The Green Climate Fund, launched last year, is supposed to be one way to address this — by creating a single body to handle funds from the rich world to support a less carbon-intensive growth path elsewhere.

By 2020 it is supposed to be handing out $100-billion a year. But the fast-start fund, which was supposed to help countries with similar development from 2009 to this year has had few funds. It was supposed to get $30-billion. Delegations from the developing world, and observer missions, have said this is a clear indication of the lack of commitment in the process.

The rich world, largely led by the United States, maintains that the world has changed from Kyoto. Many countries that were poor in 1997 when it was created are now rapidly developing and have huge economies. To pay for them to develop, when their growth rate is surpassing a stagnant West, is no longer fair or possible, it says.

The last issue on the Christmas wish list — although it is one that few expect to get — is for the end of fossil fuel subsidies.

The International Energy Agency said in its recent World Energy Outlook that â…” of all fossil fuel reserves had to stay in the earth for global warming to stay around a maximum of 2 degrees Celsius. But the EU’s climate change commissioner, Connie Hedegaard, said that for every $1 spent on subsidising renewable energy around the world, $6 was given in subsidies to fossil fuel.

With a powerful oil lobby, especially in the United States, this seems intractable.
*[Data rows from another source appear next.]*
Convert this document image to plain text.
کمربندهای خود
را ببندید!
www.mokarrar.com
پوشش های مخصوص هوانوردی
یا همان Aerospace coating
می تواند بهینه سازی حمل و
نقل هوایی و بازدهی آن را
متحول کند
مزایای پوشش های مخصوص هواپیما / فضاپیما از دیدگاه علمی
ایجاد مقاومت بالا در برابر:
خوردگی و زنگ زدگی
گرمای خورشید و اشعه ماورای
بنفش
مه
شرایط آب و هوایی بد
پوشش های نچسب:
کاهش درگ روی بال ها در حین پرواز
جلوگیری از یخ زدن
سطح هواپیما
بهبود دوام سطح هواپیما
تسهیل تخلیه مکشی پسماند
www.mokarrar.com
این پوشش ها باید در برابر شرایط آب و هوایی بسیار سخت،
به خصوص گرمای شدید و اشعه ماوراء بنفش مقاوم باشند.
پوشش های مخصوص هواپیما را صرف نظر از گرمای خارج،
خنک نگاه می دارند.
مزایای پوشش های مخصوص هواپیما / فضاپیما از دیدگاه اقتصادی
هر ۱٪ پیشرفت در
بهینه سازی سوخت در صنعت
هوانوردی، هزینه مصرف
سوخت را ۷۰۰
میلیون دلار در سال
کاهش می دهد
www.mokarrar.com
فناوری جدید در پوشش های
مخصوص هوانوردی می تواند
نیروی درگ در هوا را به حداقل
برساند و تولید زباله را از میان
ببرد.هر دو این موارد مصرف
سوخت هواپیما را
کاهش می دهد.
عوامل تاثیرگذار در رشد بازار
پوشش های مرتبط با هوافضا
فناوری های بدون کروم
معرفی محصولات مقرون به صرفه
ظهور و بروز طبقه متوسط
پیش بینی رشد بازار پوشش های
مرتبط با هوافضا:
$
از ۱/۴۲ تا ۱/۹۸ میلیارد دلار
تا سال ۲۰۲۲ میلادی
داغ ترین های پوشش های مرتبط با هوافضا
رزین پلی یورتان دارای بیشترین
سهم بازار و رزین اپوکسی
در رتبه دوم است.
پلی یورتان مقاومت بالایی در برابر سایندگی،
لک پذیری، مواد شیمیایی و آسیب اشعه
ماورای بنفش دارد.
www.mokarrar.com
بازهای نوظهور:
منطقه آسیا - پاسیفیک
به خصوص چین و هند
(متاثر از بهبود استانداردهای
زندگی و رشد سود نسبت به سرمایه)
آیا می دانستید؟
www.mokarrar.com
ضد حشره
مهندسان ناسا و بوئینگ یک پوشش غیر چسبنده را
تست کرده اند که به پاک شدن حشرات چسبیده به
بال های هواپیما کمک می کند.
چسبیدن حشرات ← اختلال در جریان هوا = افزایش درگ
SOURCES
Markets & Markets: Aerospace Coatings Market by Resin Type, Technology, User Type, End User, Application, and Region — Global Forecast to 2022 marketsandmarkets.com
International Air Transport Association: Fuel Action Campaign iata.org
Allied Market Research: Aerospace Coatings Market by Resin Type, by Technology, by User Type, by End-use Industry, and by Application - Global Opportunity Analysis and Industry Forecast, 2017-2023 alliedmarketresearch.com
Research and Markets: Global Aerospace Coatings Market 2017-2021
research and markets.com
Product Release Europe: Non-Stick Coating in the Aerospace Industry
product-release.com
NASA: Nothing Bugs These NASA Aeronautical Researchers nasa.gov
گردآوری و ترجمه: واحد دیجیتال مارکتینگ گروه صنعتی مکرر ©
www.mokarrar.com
There’s hope even without COP: 

– The big reports warning that we are on course to push temperature increases past the 2 degrees Celsius mark all say it can still be averted if the political will is there.

– Considering the scale of a globally-binding agreement — how many other times has humanity as a whole agreed on anything — the fact that there is a plan on the table is momentous.

– Even without an accord, countries that are putting out around 80% of global emissions have made their own pledges for action. The United States said it was working on making its economy less energy intensive, and sustainable development is an integral part of China’s latest five-year plan.

– Global investment in renewables beat that for fossil fuels for the first time ever last year. Competition and a demand for technology is increasing innovation and lowering the cost of renewables, which means they are starting to reach price parity with fossil fuels. The price of solar has come down by ¾ in many markets in a couple of years. Wind energy is nearly there, especially in a country like South Africa when the full costs of coal are tallied up.

– With the bad PR that comes from damaging the environment, many corporations are embarking on sustainable paths along their entire supply chains. Business is increasingly taking the lead from stalled governments and saying that it is in everyone’s best interests to keep a world that can sustain their activities.

– Many pension funds, which are often the biggest single investors in a country, now have sustainable investment as an integral part of the process of choosing where they put this money. This is putting money into renewable technology.